Organisée par le Haut Comité de suivi des citoyens arabes d’Israël, en collaboration avec des organisations de la société civile arabo-juives, la manifestation a rassemblé sur la place Habima des protestataires venus de tout le pays, brandissant des drapeaux noirs, des pancartes et des photos de leurs proches tués lors des récentes violences. Des slogans tels que « Assez de violence et de meurtres ! » et « Plus de silence ! » ont résonné dans les rues, tandis que la foule réclamait des réformes, un renforcement des forces de l’ordre et des investissements dans la prévention de la criminalité.

Lors du rassemblement, des orateur·rice·s, dont des maires et des mairesses, des familles de victimes et des responsables communautaires ont exhorté le gouvernement à traiter l’épidémie de fusillades, d’extorsions et de meurtres comme une crise nécessitant une intervention concrète.
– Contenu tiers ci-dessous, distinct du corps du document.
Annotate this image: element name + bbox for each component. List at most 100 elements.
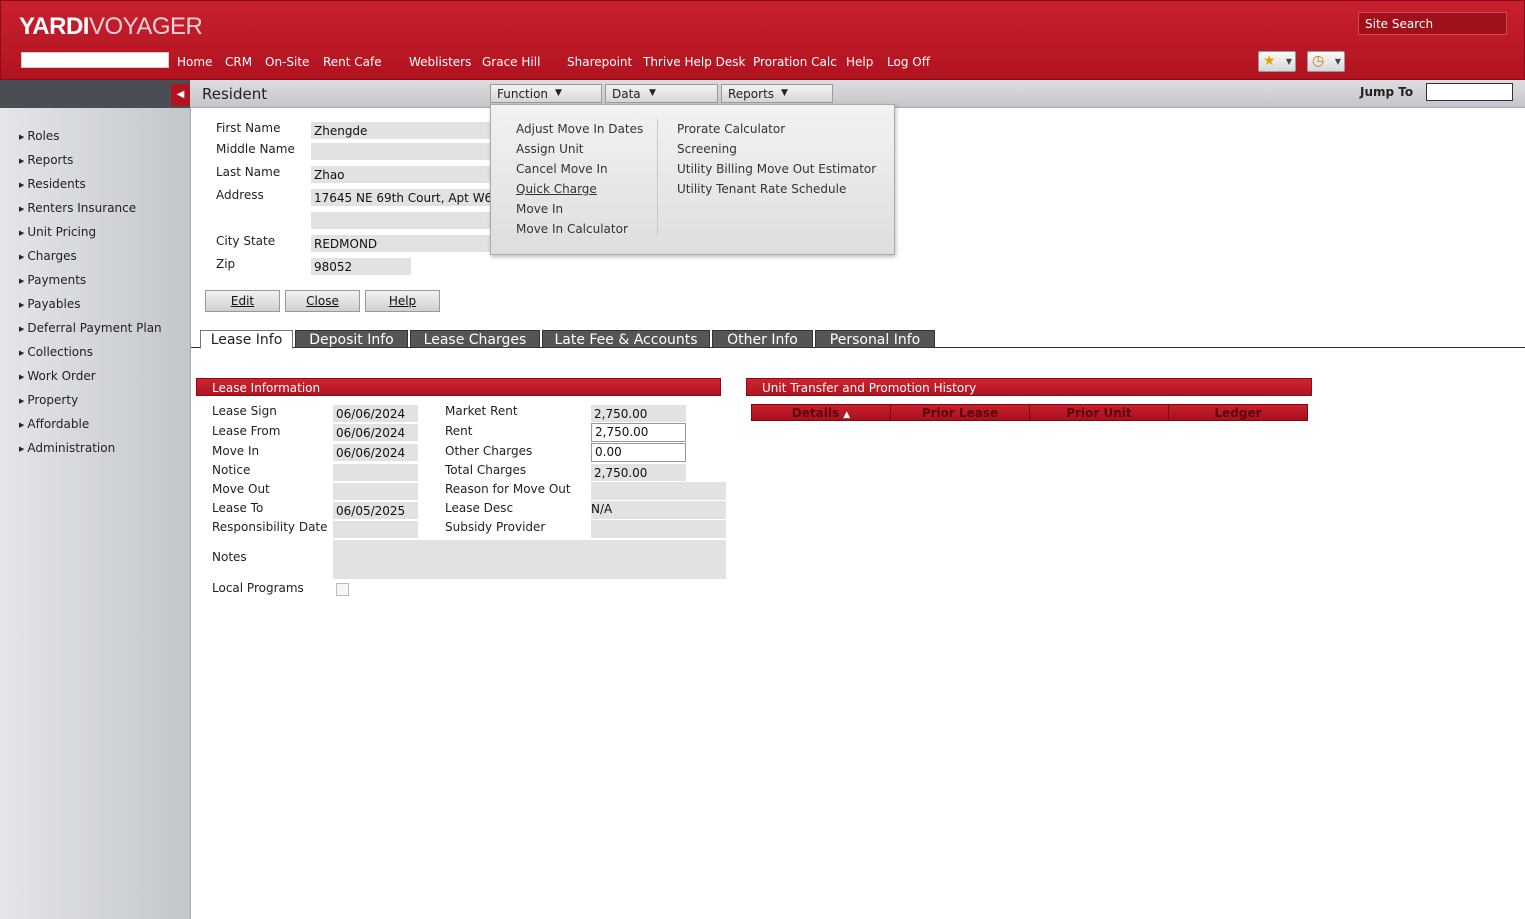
sidebar-item-label: Collections [27, 345, 93, 359]
nav-home[interactable]: Home [177, 55, 212, 69]
address-line1-field: 17645 NE 69th Court, Apt W649 [311, 189, 491, 206]
sidebar-item-residents[interactable]: ▶ Residents [19, 177, 86, 191]
lease-sign-label: Lease Sign [212, 404, 277, 418]
middle-name-label: Middle Name [216, 142, 295, 156]
sidebar-item-deferral-payment-plan[interactable]: ▶ Deferral Payment Plan [19, 321, 162, 335]
column-prior-unit[interactable]: Prior Unit [1029, 404, 1169, 421]
address-line2-field [311, 212, 491, 229]
nav-help[interactable]: Help [846, 55, 873, 69]
nav-weblisters[interactable]: Weblisters [409, 55, 471, 69]
other-charges-input[interactable]: 0.00 [591, 443, 686, 462]
middle-name-field [311, 143, 491, 160]
tab-late-fee-accounts[interactable]: Late Fee & Accounts [542, 330, 710, 348]
function-menu-button[interactable]: Function ▼ [490, 84, 602, 103]
caret-right-icon: ▶ [19, 421, 25, 429]
column-details[interactable]: Details ▲ [751, 404, 891, 421]
sidebar-item-renters-insurance[interactable]: ▶ Renters Insurance [19, 201, 136, 215]
data-menu-button[interactable]: Data ▼ [605, 84, 718, 103]
responsibility-date-label: Responsibility Date [212, 520, 328, 534]
collapse-sidebar-button[interactable]: ◀ [171, 84, 190, 106]
local-programs-label: Local Programs [212, 581, 304, 595]
sidebar-item-label: Charges [27, 249, 77, 263]
sidebar-item-roles[interactable]: ▶ Roles [19, 129, 60, 143]
last-name-label: Last Name [216, 165, 281, 179]
sidebar-item-collections[interactable]: ▶ Collections [19, 345, 93, 359]
clock-icon: ◷ [1312, 53, 1325, 69]
sidebar-item-label: Residents [27, 177, 86, 191]
function-dropdown-menu: Adjust Move In Dates Assign Unit Cancel … [490, 104, 895, 255]
city-state-label: City State [216, 234, 276, 248]
column-ledger[interactable]: Ledger [1168, 404, 1308, 421]
close-button[interactable]: Close [285, 290, 360, 312]
edit-button[interactable]: Edit [205, 290, 280, 312]
history-button[interactable]: ◷ ▼ [1307, 51, 1345, 72]
function-menu-label: Function [497, 87, 549, 101]
chevron-down-icon: ▼ [781, 88, 788, 98]
zip-label: Zip [216, 257, 236, 271]
sidebar-item-unit-pricing[interactable]: ▶ Unit Pricing [19, 225, 96, 239]
menu-item-move-in-calculator[interactable]: Move In Calculator [516, 222, 628, 236]
caret-right-icon: ▶ [19, 229, 25, 237]
yardi-logo[interactable]: YARDIVOYAGER [19, 13, 203, 41]
column-prior-lease[interactable]: Prior Lease [890, 404, 1030, 421]
menu-item-prorate-calculator[interactable]: Prorate Calculator [677, 122, 785, 136]
address-label: Address [216, 188, 264, 202]
sidebar-item-label: Administration [27, 441, 116, 455]
tab-deposit-info[interactable]: Deposit Info [295, 330, 408, 348]
property-search-input[interactable] [21, 52, 169, 68]
sidebar-item-affordable[interactable]: ▶ Affordable [19, 417, 89, 431]
responsibility-date-field [333, 521, 418, 538]
tab-lease-info[interactable]: Lease Info [200, 330, 293, 349]
nav-crm[interactable]: CRM [225, 55, 252, 69]
sidebar-item-payments[interactable]: ▶ Payments [19, 273, 86, 287]
menu-item-utility-tenant-rate-schedule[interactable]: Utility Tenant Rate Schedule [677, 182, 846, 196]
favorites-button[interactable]: ★ ▼ [1258, 51, 1296, 72]
local-programs-checkbox[interactable] [336, 583, 349, 596]
menu-item-quick-charge[interactable]: Quick Charge [516, 182, 597, 196]
sidebar-item-reports[interactable]: ▶ Reports [19, 153, 73, 167]
reports-menu-button[interactable]: Reports ▼ [721, 84, 833, 103]
nav-log-off[interactable]: Log Off [887, 55, 930, 69]
nav-sharepoint[interactable]: Sharepoint [567, 55, 632, 69]
move-out-label: Move Out [212, 482, 270, 496]
nav-on-site[interactable]: On-Site [265, 55, 309, 69]
lease-sign-field: 06/06/2024 [333, 405, 418, 422]
menu-item-adjust-move-in-dates[interactable]: Adjust Move In Dates [516, 122, 643, 136]
jump-to-label: Jump To [1360, 85, 1414, 99]
reason-move-out-label: Reason for Move Out [445, 482, 571, 496]
sidebar-item-label: Payments [27, 273, 87, 287]
city-state-field: REDMOND [311, 235, 491, 252]
nav-grace-hill[interactable]: Grace Hill [482, 55, 540, 69]
reports-menu-label: Reports [728, 87, 775, 101]
menu-item-move-in[interactable]: Move In [516, 202, 563, 216]
lease-desc-field: N/A [591, 501, 726, 519]
last-name-field: Zhao [311, 166, 491, 183]
help-button[interactable]: Help [365, 290, 440, 312]
menu-item-utility-billing-move-out-estimator[interactable]: Utility Billing Move Out Estimator [677, 162, 876, 176]
tab-other-info[interactable]: Other Info [712, 330, 813, 348]
sidebar-item-work-order[interactable]: ▶ Work Order [19, 369, 96, 383]
sidebar-item-charges[interactable]: ▶ Charges [19, 249, 77, 263]
menu-item-assign-unit[interactable]: Assign Unit [516, 142, 584, 156]
move-in-label: Move In [212, 444, 260, 458]
caret-right-icon: ▶ [19, 253, 25, 261]
nav-rent-cafe[interactable]: Rent Cafe [323, 55, 382, 69]
tab-personal-info[interactable]: Personal Info [815, 330, 935, 348]
site-search-input[interactable]: Site Search [1358, 12, 1507, 35]
sidebar-item-payables[interactable]: ▶ Payables [19, 297, 80, 311]
menu-item-screening[interactable]: Screening [677, 142, 737, 156]
sidebar: ▶ Roles ▶ Reports ▶ Residents ▶ Renters Insu… [0, 108, 191, 919]
chevron-left-icon: ◀ [176, 89, 185, 100]
sidebar-item-administration[interactable]: ▶ Administration [19, 441, 115, 455]
notes-label: Notes [212, 550, 247, 564]
jump-to-input[interactable] [1426, 83, 1513, 101]
sidebar-item-label: Unit Pricing [27, 225, 97, 239]
nav-proration-calc[interactable]: Proration Calc [753, 55, 837, 69]
menu-item-cancel-move-in[interactable]: Cancel Move In [516, 162, 608, 176]
rent-input[interactable]: 2,750.00 [591, 423, 686, 442]
chevron-down-icon: ▼ [555, 88, 562, 98]
sidebar-item-property[interactable]: ▶ Property [19, 393, 78, 407]
tab-lease-charges[interactable]: Lease Charges [410, 330, 540, 348]
menu-divider [657, 119, 658, 235]
nav-thrive-help-desk[interactable]: Thrive Help Desk [643, 55, 746, 69]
Nombre d’entre eux ont critiqué les services de sécurité nationale pour leur incapacité à endiguer le trafic d’armes illégales et le crime organisé, ainsi que pour leur négligence systématique des villes arabes.

L’événement de Tel-Aviv faisait suite à une série de manifestations importantes et à une grève générale qui avaient eu lieu plus tôt dans la semaine dans des villes arabes comme Sakhnin, où des dizaines de milliers de personnes avaient protesté contre la violence généralisée, paralysé les commerces et bloqué les écoles en signe d’indignation collective. Les organisateurs ont présenté la marche de Tel-Aviv comme un volet d’une campagne plus vaste de pression citoyenne soutenue, comprenant notamment des « journées de perturbation » et la poursuite des manifestations si les autorités ne prennent pas de mesures fermes.

Face à une frustration croissante, les militant·e·s ont souligné que l’appel à la sécurité transcende les clivages communautaires, invitant les citoyens juifs et arabes à s’unir pour défendre le droit fondamental à la sécurité et à la dignité pour tous.